The problem here being the breach of the 1st rule of lighting – “Illumination”
You do need to see the talent, especially when they’re yoodling or hoofing.
Perhaps the Director and Designer had issued instructions that there was to be “no front light” because of the nudity in the show? Well, there were scenes in between the nude tableaux that would have been nice to see. And anyway, quite unnecessary cos there was only 1 male member actually visible for all of 3 secs and the remaining nude scenes were static chorus girls who over-bevelled to sufficiently hide their oysters.
The show starts and having seen the Film, expectations are high! There is a proscenium within a proscenium and a view from the backstage 3rd proscenium. A reversal when we become the audience rather than the backstage spectator is interesting but leaving the “water fountain’s” pipework downstage left when we’re at front view was just wrong. It had been left there for a gag of a stage-hand using a spanner and getting some water on his face – very slapstick and more appropriate for a child’s audience with a clown party entertainer than a West-End Show.
The Sound was lovely in that it wasn’t blasting, and we could hear everyone really well!
The highlight of the show? When the theatre was a sanctuary and there are bombs exploding outside there was very nice flicker effect and several poystyrene masonry blocks bounced around the stage. All quite nice really.
The Set took us from roof top to Underground station, onstage, in offices, backstage, and although simple it worked well. I especially liked the windmill flown in that revolved.
The highlight of the lighting for me was the adapted Source Four Lustre 2 fixtures used as Follow-Spots. They were sometimes hard-edged and sometimes soft. Programmed into the lighting Cues the Operators only had to Focus and point. They were really effective and a nice touch. But their Zoom wasn’t large enough for the coverage – perhaps using both spots simultaneously would have overcome some of the obvious dilemmas as shown in photo below
The majority of the lighting design didn’t work for me. Predominantly side lit with no front light apart from Proscenium perches and very little backlight. Strange that top hats were used on the Perch Source Fours hung immediately above moving LED Wash lights that splashed all over……
And I’ve never been a fan of Variety Music Hall Comics, but made worse when they mumble, gabble and forget their lines:
All in all, a very cheap night out, yeah, (£10 for Ticket and £12 for 2 large glasses of white)

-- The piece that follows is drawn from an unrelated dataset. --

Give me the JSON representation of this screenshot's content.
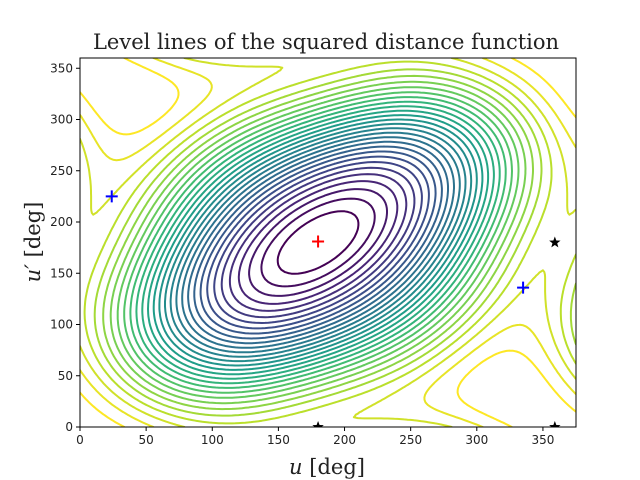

But, a disappointing show!
What the Producers say:
“Don’t miss MRS HENDERSON PRESENTS, the hilarious, brand-new, five-star musical that’s had critics in raptures, as it makes its West End debut in February 2016. Based on the much-loved film that starred Dame Judi Dench and Bob Hoskins, the show’s run at the Theatre Royal Bath was hailed by the Guardian as “a shot in the arm for the British musical” and led Quentin Letts of the Daily Mail to exclaim, “I have not emerged from the theatre feeling quite so cheerful in a long time”.
It’s London, 1937, and recently widowed eccentric, Laura Henderson, is looking for a way of spending her time and money when her attention falls on a run-down former cinema in Great Windmill Street. Hiring feisty impresario Vivian Van Damm to look after the newly renovated Windmill Theatre, the improbable duo present a bill of non-stop variety acts. But as war looms something more is required to boost morale and box office… When Mrs Henderson comes up with the idea of The Windmill Girls – glamorous young women posing as nude statues – audiences flock. And as the Blitz hits London, The Windmill provides a refuge for all, boasting the spirit-raising slogan “We Never Close”.
With book and direction by the Tony Award-winning Terry Johnson (La Cage Aux Folles), choreography by Andrew Wright (Singin’ in the Rain, Guys and Dolls), lyrics by the multi-award-winning Don Black (Sunset Boulevard) and music by George Fenton and Simon Chamberlain, this glorious and heartwarming new production stars Olivier-winner Tracie Bennett (Les Misérables, End of the Rainbow, ITV’s Coronation Street), Olivier-nominated Ian Bartholomew (Into the Woods) and Olivier-nominated Emma Williams (Chitty Chitty Bang Bang).”